Calibration Interface for Hydroponic Sensors

Agroponics' Control Room is an interface where users, even those new to gardening & coding, can monitor and automatically maintain their plants. Regular sensor calibration is a critical part of smooth operations, especially for DIY equipment! It can also be confusing if done solely from the backend, where it can be hard to decipher where a process goes wrong. Over the course of three months, I iterated on a solution to increase calibration speed and reduce cognitive load.

The goal was to make a calibration interface that anyone could use. The interface should lock steps sequentially; you can't advance to buffer calibration until probe detection and rinse are confirmed, and you can't run verification until both calibration points are complete. Probe setup and detection are handled in a settings page. A persistent status bar shows which sensors are active, calibrated, or disabled at a glance. Calibration history is logged with timestamps to make drift trends visible over time.

After iteration, I decided on an interface that locks calibration steps sequentially. You cannot advance to buffer calibration until probe detection and rinse are confirmed, and you cannot run verification until both calibration points are complete. This enforces the dependency graph of the process itself, since each step's validity depends on the one before it.

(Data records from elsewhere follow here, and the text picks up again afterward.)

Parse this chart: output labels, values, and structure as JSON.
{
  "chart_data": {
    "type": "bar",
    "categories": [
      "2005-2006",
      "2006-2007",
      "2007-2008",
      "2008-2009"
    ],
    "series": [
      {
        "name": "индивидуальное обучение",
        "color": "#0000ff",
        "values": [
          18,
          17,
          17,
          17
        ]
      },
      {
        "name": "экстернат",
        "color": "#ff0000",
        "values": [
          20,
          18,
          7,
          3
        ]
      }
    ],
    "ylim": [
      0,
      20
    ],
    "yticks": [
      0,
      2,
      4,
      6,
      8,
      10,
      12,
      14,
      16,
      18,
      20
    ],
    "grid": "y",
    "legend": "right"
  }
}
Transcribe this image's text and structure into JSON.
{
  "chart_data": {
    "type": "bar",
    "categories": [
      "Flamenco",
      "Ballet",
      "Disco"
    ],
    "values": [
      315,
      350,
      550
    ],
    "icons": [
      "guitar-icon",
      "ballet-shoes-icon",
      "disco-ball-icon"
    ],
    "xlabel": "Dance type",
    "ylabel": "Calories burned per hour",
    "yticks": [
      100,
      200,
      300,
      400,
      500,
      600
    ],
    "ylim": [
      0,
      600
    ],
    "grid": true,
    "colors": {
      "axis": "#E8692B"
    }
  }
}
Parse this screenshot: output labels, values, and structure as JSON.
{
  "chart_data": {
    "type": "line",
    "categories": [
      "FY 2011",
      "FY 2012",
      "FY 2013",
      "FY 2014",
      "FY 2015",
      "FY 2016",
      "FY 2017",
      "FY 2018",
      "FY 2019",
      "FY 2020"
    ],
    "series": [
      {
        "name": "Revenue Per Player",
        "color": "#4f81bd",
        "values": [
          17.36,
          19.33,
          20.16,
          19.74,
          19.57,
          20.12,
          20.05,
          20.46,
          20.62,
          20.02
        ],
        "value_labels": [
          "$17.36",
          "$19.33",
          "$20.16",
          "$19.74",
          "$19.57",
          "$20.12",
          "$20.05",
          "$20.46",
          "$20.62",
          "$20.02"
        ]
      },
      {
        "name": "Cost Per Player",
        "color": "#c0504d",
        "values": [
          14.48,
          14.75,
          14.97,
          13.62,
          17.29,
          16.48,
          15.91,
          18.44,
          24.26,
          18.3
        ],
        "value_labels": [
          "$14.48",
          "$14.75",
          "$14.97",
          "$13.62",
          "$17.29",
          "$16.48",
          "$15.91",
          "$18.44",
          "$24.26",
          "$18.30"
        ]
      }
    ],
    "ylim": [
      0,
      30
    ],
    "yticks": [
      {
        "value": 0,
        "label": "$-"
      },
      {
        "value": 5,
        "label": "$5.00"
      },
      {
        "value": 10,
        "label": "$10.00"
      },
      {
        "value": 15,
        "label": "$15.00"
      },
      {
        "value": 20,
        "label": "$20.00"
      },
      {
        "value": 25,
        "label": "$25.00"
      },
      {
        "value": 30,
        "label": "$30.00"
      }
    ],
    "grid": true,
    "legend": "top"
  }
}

A persistent status bar tracks which sensors are active, calibrated, or disabled at a glance. Probe setup and detection are configured in a dedicated settings page, and if no sensor is detected the calibration flow is greyed out, directing the operator toward the hardware issue before attempting the process. If a reading falls outside the expected range, a retry prompt surfaces with a plain-language explanation. Calibration history is logged with timestamps, making drift trends visible across sessions rather than only in the moment.

I started with a Figma wireframe, then prototyped in flat HTML rather than going straight to React. The goal was to get fully interactive buttons working without setting up the data stream, so the team could methodically walk through all the edge cases before anything was wired up. We ran a mock calibration and it took much less time than our original average of 45 minutes. That walkthrough surfaced some user-requested features, like the ability to log pH readings from manual test strips into the calibration history, which got added before moving forward. The backend runs on C++ via PlatformIO, communicating with the DFRobot sensors and publishing data over MQTT. Once the prototype was validated, I translated it into React to interface with that existing data stream and fit into our shared repository. We're currently in full testing.

Calibration time dropped from roughly 45 minutes to 15 minutes per session. Operators could run the process independently without referencing datasheets or asking someone who had done it before. Building the interface also forced us to document the calibration process properly for the first time. That documentation is now part of team onboarding.